Evergreen Times
- Type: Biweekly newspaper
- Format: Tabloid
- Owner(s): Times Media, Inc.
- Publisher: William Bellou
- Editor: William Bellou
- Founded: 1982
- Language: English
- Headquarters: 1900 Camden Ave, San Jose, CA United States
- Circulation: 20,000-32,000
- OCLC number: 39758998
- Website: timesmediainc.com

= Evergreen Times =

The Evergreen Times, established in 1982, is a twice monthly newspaper published in Evergreen, San Jose, California, United States. The Evergreen Times is part of Times Media, Inc., an "independently owned newspaper group devoted to accurate and balanced coverage of events that affect your community." It is published by William Bellou, Publisher/CEO, and with a pre-covid circulation of 18,000-20,000 copies. The newspaper is available in print and online.

In 2013, Times Media Inc. was recognized by the City of San Jose for its 30 years of community news coverage.

== Notable history ==
In 1994, the Evergreen Times was named in a story that spread across the United States when a video surfaced of a San Jose Councilwoman making racist and homophobic remarks. The paper's former editor, Bill Stubbee, said that "we do not feel it is enough of an issue to recall someone.

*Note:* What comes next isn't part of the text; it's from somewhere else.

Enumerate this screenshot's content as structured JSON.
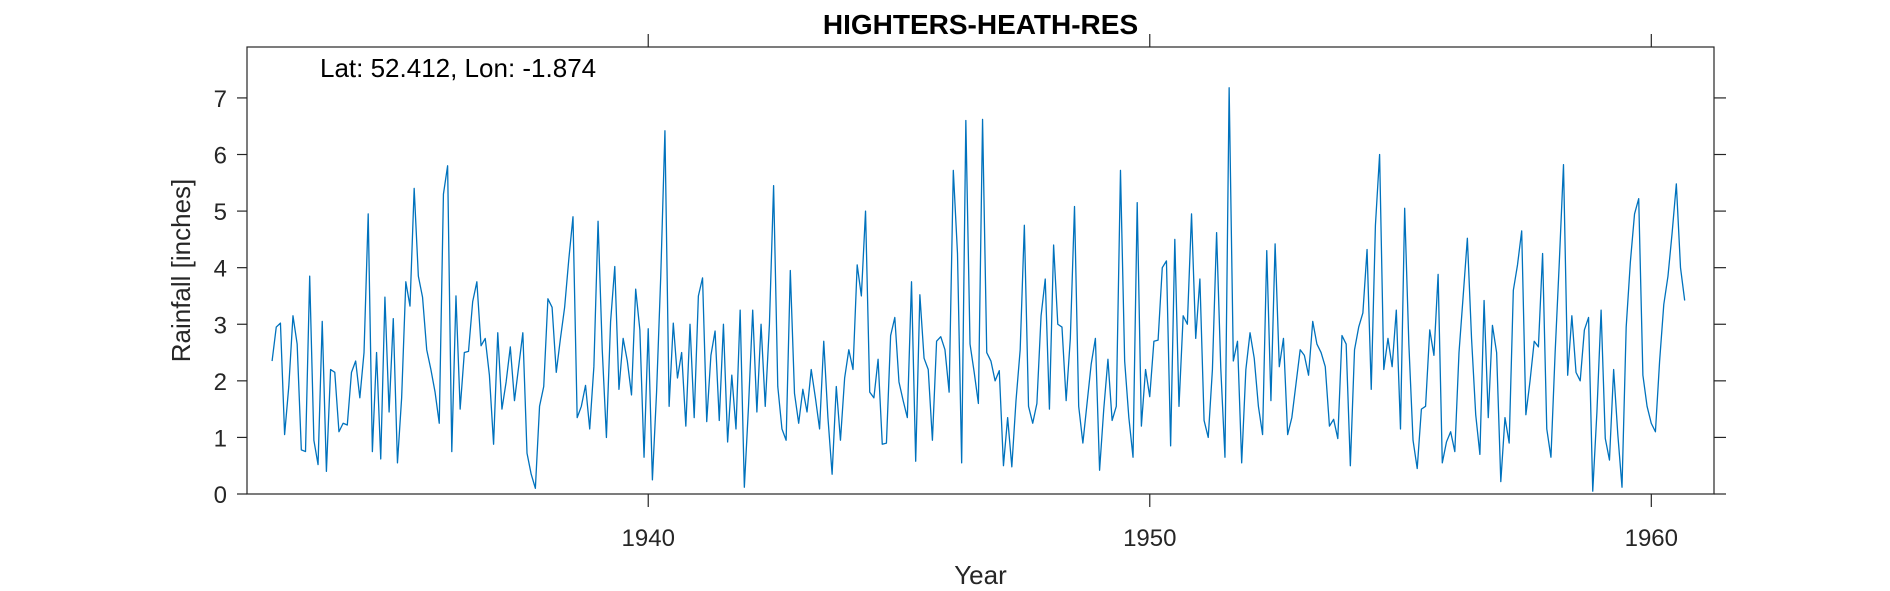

In 2000, the paper was accused by a city Councilwoman of censoring an op-ed that she penned for the paper. The paper had omitted a line in the op-ed in which the Councilwoman, Alice Woody, had expressed her support for a specific candidate to replace her on the Council. Bill Stubbee argued that he removed the sentence because it violated his rule that the newspaper columns not endorse any candidate.